Art. 206. Causar, ou provocar, cessação ou suspensão de trabalho, para impor aos operarios ou patrões augmento ou diminuição de serviço ou salario:
Pena ? de prisão cellular por um a três mezes.[8]

A movimentação dos operários por reivindicação de direitos se iniciou neste período, ela demonstrava sua força como fruto do intercâmbio de idéias provenientes, principalmente, da experiência de imigrantes europeus de correntes socialista ou anarquistas. Conforme o historiador Hall Macdonald:
            No Rio de Janeiro, uma grande atividade trabalhista no início do século culminou, em 1903, na primeira greve geral do país, embora ela se tenha restringido ao âmbito da cidade. Esse movimento foi,no início, apenas uma paralisação dos operários têxteis, que reivindicavam um aumento salarial e redução da jornada de trabalho, mas a greve estendeu-se mais tarde a outros setores[9].”
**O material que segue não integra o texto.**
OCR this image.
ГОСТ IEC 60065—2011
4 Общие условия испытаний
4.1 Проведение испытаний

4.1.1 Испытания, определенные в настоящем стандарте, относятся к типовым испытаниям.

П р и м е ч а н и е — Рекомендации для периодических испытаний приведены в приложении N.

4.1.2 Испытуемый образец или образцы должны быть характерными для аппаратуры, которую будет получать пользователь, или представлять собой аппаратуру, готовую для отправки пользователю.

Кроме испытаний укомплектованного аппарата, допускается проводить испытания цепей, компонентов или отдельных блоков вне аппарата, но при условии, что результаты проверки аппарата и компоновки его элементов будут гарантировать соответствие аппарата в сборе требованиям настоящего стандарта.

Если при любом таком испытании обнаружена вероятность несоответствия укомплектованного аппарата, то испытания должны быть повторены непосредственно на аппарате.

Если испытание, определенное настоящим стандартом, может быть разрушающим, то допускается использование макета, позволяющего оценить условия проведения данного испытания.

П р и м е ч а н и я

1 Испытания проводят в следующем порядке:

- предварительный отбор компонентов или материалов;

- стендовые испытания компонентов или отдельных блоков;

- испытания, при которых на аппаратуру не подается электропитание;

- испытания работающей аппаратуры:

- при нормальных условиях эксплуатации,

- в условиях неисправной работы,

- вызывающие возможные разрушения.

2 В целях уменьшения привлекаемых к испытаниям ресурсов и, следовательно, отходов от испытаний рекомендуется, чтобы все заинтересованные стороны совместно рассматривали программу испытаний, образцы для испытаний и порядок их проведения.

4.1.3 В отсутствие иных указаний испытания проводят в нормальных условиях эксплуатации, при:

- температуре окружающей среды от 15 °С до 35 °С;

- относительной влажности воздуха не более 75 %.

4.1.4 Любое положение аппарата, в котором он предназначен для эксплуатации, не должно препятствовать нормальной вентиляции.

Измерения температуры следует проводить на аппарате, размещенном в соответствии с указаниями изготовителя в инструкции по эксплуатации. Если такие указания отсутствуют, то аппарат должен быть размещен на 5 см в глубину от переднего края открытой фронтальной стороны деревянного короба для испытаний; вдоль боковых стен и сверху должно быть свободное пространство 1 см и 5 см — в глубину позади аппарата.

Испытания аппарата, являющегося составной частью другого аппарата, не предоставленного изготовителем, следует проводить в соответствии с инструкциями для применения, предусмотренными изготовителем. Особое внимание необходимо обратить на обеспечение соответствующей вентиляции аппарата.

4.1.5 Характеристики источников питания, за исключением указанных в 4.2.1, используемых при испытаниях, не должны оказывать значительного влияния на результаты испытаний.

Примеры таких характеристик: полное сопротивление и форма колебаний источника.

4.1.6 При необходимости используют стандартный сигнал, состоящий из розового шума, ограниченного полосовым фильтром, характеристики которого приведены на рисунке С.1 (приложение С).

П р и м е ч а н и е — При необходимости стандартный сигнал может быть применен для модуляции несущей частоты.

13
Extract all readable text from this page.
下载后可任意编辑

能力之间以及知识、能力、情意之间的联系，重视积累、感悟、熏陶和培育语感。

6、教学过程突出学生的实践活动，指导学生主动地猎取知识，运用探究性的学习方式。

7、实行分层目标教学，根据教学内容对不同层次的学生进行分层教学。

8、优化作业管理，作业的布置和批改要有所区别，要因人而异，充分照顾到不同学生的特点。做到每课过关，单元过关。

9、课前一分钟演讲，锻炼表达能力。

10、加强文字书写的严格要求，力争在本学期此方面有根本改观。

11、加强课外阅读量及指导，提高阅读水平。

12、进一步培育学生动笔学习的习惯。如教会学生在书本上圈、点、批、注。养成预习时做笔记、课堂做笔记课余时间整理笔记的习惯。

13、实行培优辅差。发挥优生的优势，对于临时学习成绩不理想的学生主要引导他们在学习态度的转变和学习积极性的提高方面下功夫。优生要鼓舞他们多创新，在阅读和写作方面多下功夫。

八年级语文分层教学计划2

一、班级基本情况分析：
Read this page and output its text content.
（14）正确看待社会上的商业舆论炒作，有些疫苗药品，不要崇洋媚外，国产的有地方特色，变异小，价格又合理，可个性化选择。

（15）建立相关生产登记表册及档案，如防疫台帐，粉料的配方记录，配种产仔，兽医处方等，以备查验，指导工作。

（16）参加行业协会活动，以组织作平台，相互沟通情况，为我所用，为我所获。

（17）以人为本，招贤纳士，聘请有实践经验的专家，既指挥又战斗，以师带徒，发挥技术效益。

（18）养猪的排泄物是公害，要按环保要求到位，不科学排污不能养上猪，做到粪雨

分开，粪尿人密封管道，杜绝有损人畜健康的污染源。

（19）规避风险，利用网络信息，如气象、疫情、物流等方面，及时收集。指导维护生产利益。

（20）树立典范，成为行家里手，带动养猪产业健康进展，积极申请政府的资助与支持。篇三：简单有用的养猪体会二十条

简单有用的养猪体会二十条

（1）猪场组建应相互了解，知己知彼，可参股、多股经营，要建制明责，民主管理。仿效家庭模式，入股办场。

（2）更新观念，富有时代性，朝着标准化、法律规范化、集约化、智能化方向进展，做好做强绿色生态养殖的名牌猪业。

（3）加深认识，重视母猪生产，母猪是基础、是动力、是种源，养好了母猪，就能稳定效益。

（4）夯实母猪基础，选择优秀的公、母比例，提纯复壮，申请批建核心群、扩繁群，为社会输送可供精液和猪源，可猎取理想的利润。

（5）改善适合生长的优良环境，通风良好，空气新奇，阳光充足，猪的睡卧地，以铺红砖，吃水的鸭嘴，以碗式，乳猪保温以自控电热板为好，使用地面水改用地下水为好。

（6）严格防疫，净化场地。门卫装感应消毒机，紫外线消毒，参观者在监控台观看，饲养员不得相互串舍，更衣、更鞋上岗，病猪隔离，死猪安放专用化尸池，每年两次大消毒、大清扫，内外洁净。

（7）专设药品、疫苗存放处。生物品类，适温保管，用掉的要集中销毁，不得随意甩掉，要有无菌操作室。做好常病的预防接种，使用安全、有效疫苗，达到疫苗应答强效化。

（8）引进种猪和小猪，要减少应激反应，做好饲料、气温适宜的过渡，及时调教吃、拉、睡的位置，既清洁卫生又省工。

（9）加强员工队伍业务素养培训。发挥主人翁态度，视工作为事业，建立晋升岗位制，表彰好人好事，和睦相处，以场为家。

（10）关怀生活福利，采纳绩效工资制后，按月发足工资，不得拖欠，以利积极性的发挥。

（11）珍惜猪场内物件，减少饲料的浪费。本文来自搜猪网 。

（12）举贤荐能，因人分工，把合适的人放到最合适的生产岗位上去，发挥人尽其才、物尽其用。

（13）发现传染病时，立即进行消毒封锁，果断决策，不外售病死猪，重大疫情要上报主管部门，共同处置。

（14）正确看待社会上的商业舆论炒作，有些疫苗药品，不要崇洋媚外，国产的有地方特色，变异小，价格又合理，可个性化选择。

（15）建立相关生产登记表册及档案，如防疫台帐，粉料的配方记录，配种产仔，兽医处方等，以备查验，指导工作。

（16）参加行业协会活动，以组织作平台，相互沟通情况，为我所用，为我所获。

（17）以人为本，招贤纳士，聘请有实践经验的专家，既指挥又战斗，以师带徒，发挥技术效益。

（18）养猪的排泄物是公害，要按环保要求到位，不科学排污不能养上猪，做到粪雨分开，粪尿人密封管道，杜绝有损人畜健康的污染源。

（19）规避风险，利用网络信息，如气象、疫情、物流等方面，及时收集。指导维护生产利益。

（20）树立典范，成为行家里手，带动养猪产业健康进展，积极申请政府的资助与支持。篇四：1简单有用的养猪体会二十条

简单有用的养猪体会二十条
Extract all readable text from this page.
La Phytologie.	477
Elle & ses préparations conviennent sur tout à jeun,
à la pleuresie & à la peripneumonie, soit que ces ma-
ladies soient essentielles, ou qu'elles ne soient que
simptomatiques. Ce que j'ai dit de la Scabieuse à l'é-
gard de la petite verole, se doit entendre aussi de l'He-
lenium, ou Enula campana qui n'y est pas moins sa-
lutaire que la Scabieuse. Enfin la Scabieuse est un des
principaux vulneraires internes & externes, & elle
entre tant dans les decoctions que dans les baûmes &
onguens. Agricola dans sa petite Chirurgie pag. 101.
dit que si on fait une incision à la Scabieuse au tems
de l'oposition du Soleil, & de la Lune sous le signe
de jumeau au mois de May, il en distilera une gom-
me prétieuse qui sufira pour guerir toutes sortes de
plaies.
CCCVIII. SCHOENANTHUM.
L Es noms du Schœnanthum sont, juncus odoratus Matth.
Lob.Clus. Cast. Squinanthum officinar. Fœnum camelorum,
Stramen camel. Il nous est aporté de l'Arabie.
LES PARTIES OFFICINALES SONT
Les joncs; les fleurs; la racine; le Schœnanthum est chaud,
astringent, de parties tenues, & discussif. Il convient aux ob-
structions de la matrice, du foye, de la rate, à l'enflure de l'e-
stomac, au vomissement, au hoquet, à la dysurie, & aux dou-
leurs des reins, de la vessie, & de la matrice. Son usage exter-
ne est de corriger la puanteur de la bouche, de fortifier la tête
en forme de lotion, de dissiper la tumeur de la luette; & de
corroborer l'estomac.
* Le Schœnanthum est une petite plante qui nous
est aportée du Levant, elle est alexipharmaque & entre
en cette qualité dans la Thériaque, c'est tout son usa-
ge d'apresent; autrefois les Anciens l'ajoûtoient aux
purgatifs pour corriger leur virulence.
Apesar da citação se referir ao início do século e à cidade, cabe nesta historiografia o registro suburbano da greve banguense como participante da ginástica revolucionária[10].
Estes episódios transmitem a riqueza da história do bairro operário que vai além do futebol e da memória de ser parte do percurso de Dom Pedro I para se encontrar com a amante marquesa de Santos. Utilizando-se de curiosidade e buscando as pistas conforme o método indiciário de Carlo Ginzburg é possível ultrapassar a superficialidade das narrativas dos livros didáticos e confrontar algumas fontes com a historiografia nacional e mais abrangente demonstrando a necessidade de estudar a reação da sociedade suburbana frente aos eventos políticos que marcaram o país neste período tão conturbado, abrindo assim espaço para outras pesquisas.

 Daniel F. Carvalho graduando em História pela UFRJ.

Ao citar, por favor indicar-me como Fonte.



[1] Moraes, José G. Vinci de, História Geral e Brasil, São Paulo, Editora: Atual,2003. Pg. 279
[2] Elias, Rodrigo; Scarrone, Marcello.Quando o Império morreu de sede. Disponível em < http://www.revistadehistoria.com.br/secao/artigos/quando-o-imperio-morreu-de-sede> Acesso em 21 de Fevereiro de 2016.
[3] Alves, Gracilda. Bangu 100 Anos; a fábrica e o bairro, Rio de Janeiro, sabiá produções artísticas, 1989. Pg.22
[4] Periódico em circulação no período, acervo disponível na biblioteca nacional pelo site < http://bndigital.bn.br/hemeroteca-digital/>
[5] Op. Cit. p.26
[6] Op. Cit. p.27
[7] Carvalho, José. Os Bestializados, São Paulo, Companhia das Letras, 2014, p.45
[8] Brasil, Decreto lei Nº847 de 11 de Outubro de 1890, Promulga o código Penal, Rio de Janeiro, 1890.
[9]
HALL, Michael McDonald; A classe trabalhadora urbana e os primeiros movimentos trabalhistas na América Latina, 1880-1930., 03/2002, "História da América Latina", Capítulo, ed. 1, EDUSP, Vol. IV, pp. 60, pp.1-60, 2002

[10] conceito abordado pelo historiador na análise das greves dos anarco-sindicalistas que entendiam que no curso de tais lutas, os trabalhadores poderiam vir a entender o poder de que dispunham e desenvolver seu espírito de solidariedade e de militância.